Lefkoşa, 22 Kasım 16 : Müzakere sürecinin 48 yıldır olduğu gibi yine sonuca varamadığını belirten Halkın Partisi , “Burada sorumlu aramak ya da karşılıklı suçlama oyununa girmektense çok daha sağlıklı bir genel değerlendirme yapmak kaçınılmazdır. Bunu her iki toplumun siyasi elitleri de, toplumun farklı kesimleri de şapkayı önlerine koyarak yapmalıdır” değerlendirmesinde bulundu.
Müzakere sürecini başından beri samimiyetle desteklediğini, sonuç alıcı olduğu sürece desteğin süreceğini vurguladığını belirten HP, yazılı açıklamayla şunları kaydetti:
“ 30 Ağustos’ta ve kısa süre önce adadan ayrılmadan Sayın Cumhurbaşkanı’na iki mektup verdik. Sadece eleştirmedik, gördüğümüz riskler konusunda uyardık ve öneri yaptık… Görünen odur ki, bu süreç son 48 yıldır olduğu gibi yine bir sonuca varamadı. Kuşkusuz bunun tespitini Sayın Cumhurbaşkanı’ndan duymak gerekir.”
Bundan sonrasıyla ilgili Cumhurbaşkanı’nın tek başına karar vermesinin doğru ve sağlıklı olmayacağı, bunun daha farklı bir eşik olduğu belirtilen açıklamada, şunlar kaydedildi:
“Müzakereler sonucunda başarıya ulaşılmış olsaydı nihayetinde konu bir referandumla halka sorulacaktı. Oysa şimdi bundan sonrasıyla ilgili olarak daha farklı danışma mekanizmalarının devreye konulması gerekiyor. Bize göre Sayın Cumhurbaşkanı bunu herkes ile istişare ederek, toplumsal bir konsensüs sonucunda, ona uygun yürümelidir.
Artık her iki toplumun da bu noktada durup bir durum değerlendirmesi yapması gerekir. Sağlıklı bir tartışma platformuna ihtiyaç vardır. Bize göre artık her iki taraf da bu noktada durup ‘48 yıldır devam eden bu müzakere süreçleri neden başarısız oluyor’ diye sormak zorundadır. Bunun sorulmasını, bunun tartışılmasını istemeyenlerin, her ne olursa olsun müzakereler devam etsin yaklaşımını ortaya koyanların aslında statükonun devamından yana olduklarını, statükonun sorgulanmasını istemedikleri gerçeğini hepimiz görmeliyiz. ‘Nasıl olursa olsun müzakereler devam etsin, sonuç alıcı olmasa da devam etsin’ demek mevcut statükoya yardımcı olmaktır aslında.”

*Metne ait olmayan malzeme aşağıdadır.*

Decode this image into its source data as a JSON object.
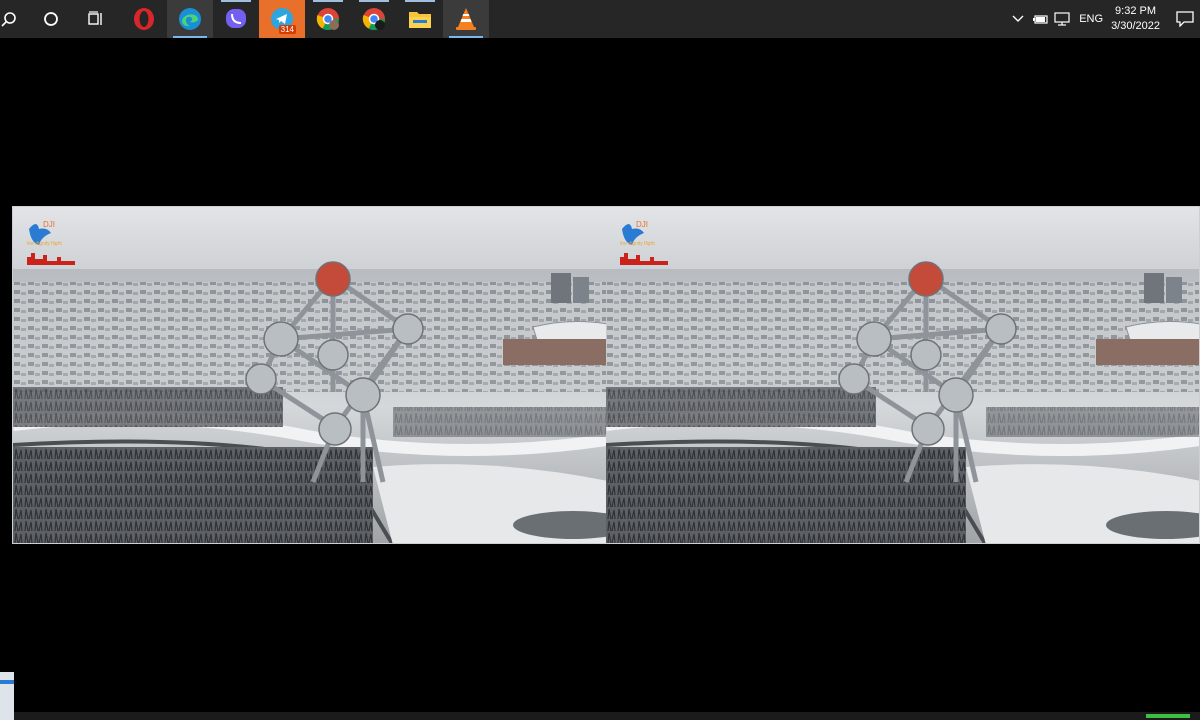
{
  "taskbar": {
    "apps": [
      {
        "name": "search-icon",
        "state": ""
      },
      {
        "name": "cortana-icon",
        "state": ""
      },
      {
        "name": "task-view-icon",
        "state": ""
      },
      {
        "name": "opera-icon",
        "state": ""
      },
      {
        "name": "edge-icon",
        "state": "active"
      },
      {
        "name": "viber-icon",
        "state": "open"
      },
      {
        "name": "telegram-icon",
        "state": "orange",
        "badge": "314"
      },
      {
        "name": "chrome-profile-1-icon",
        "state": "open"
      },
      {
        "name": "chrome-profile-2-icon",
        "state": "open"
      },
      {
        "name": "file-explorer-icon",
        "state": "open"
      },
      {
        "name": "vlc-icon",
        "state": "active"
      }
    ],
    "tray": {
      "language": "ENG",
      "time": "9:32 PM",
      "date": "3/30/2022"
    }
  },
  "video": {
    "logo_text": "the dignity flight",
    "logo_accent": "DJI",
    "scene": "atomium-snow-aerial"
  },
  "colors": {
    "taskbar_bg": "#262626",
    "accent": "#76b9ed",
    "telegram": "#e8702a"
  }
}
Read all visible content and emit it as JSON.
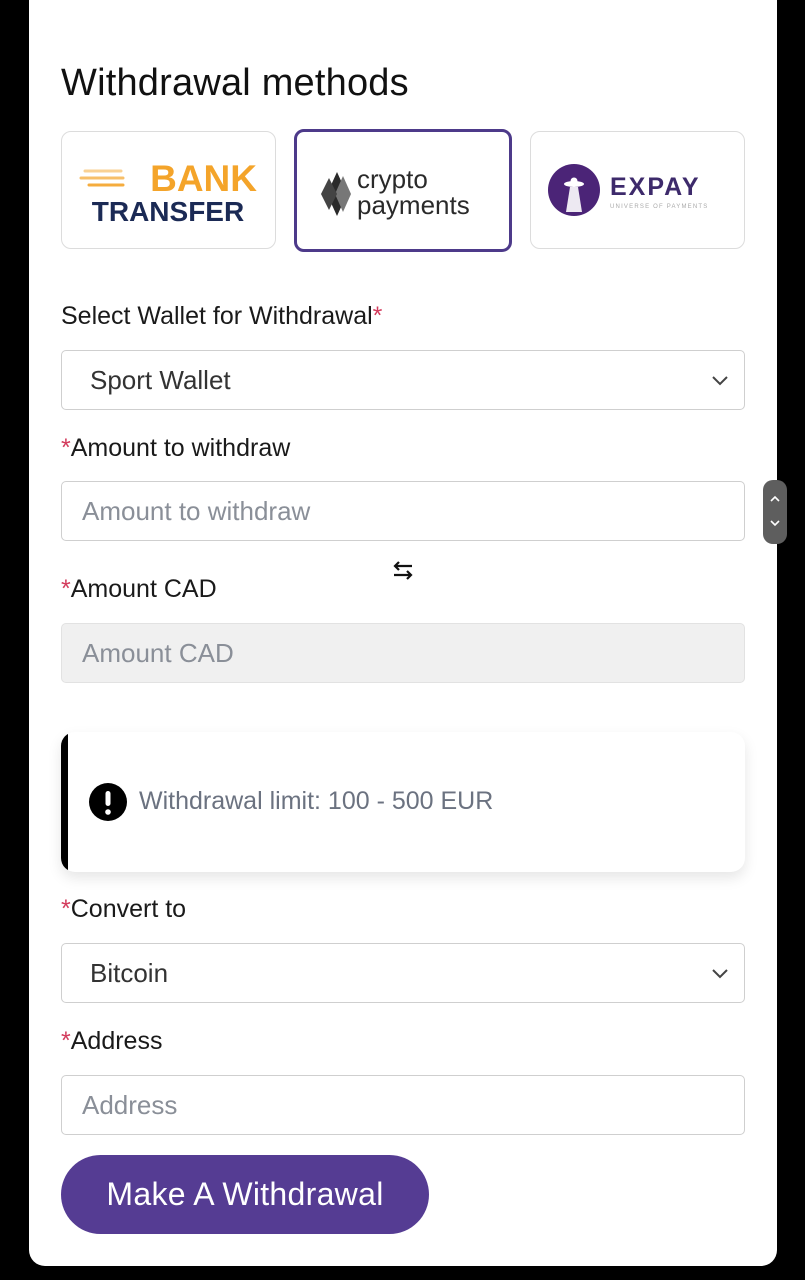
{
  "title": "Withdrawal methods",
  "methods": [
    {
      "name": "bank-transfer",
      "line1": "BANK",
      "line2": "TRANSFER",
      "selected": false
    },
    {
      "name": "crypto-payments",
      "line1": "crypto",
      "line2": "payments",
      "selected": true
    },
    {
      "name": "expay",
      "text": "EXPAY",
      "tagline": "UNIVERSE OF PAYMENTS",
      "selected": false
    }
  ],
  "wallet": {
    "label": "Select Wallet for Withdrawal",
    "required_mark": "*",
    "value": "Sport Wallet"
  },
  "amount": {
    "required_mark": "*",
    "label": "Amount to withdraw",
    "placeholder": "Amount to withdraw"
  },
  "amount_cad": {
    "required_mark": "*",
    "label": "Amount CAD",
    "placeholder": "Amount CAD"
  },
  "notice": {
    "text": "Withdrawal limit: 100 - 500 EUR"
  },
  "convert": {
    "required_mark": "*",
    "label": "Convert to",
    "value": "Bitcoin"
  },
  "address": {
    "required_mark": "*",
    "label": "Address",
    "placeholder": "Address"
  },
  "submit_label": "Make A Withdrawal",
  "colors": {
    "accent": "#553c93",
    "selected_border": "#4d3a8a",
    "required": "#d33b5c",
    "bank_orange": "#f4a42a",
    "bank_navy": "#1b2a55"
  }
}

Her iki toplumun büyük bir çoğunluğunun “federasyondan”, “iki-kesimlilikten” , “siyasi eşitlikten”, “al-ver’den” , “ortaklıktan” , hatta “uzlaşıdan” farklı şeyleri anladığı vurgulanan açıklamada, “İki toplumun büyük çoğunluğu ‘çözüm’ denilen şeyden farklı şeyleri anladığı için hem çözümden hem de kendi siyasi liderliklerinden çok farklı beklentiler içerisine giriyor. Bu beklentilerin örtüşmediğini, bağdaştırılmasının ise giderek kemikleşmiş algılar nedeniyle daha da zorlaştığını görmek zor değildir” denildi.
Bununla her iki toplumun da yüzleşmesi gerektiği kaydedilen açıklamada, 48 yıldır her defasında farklı şekillerine tanıklık edilen bu duruma şaşırmanın anlamsız olduğu ifade edildi ve kendi kendini yönetmek ile Türkiye ile sağlıklı ilişki kurabilmek bağlamında yapılması gerekenlerin HP tarafından her aşamada net şekilde ortaya konduğu vurgulandı.
Açıklamada, şu ifadelere de yer verildi:
“Kıbrıs Rum tarafıyla kuracağımız ilişkinin nasıl şekillenmesi ve hangi yöne gitmesi gerektiği, bir yandan toplum olarak kendi içimizdeki süreçlerle, diğer yandan Kıbrıs Rum tarafıyla kurulacak diyalogla şekillendirilmesi en sağlıklı olandır. Halkın Partisi bu süreçleri en kısa sürede başlatmak için üzerine düşeni yapacak ve toplumun tüm kesimleriyle temaslarını ileriye taşıyacaktır.”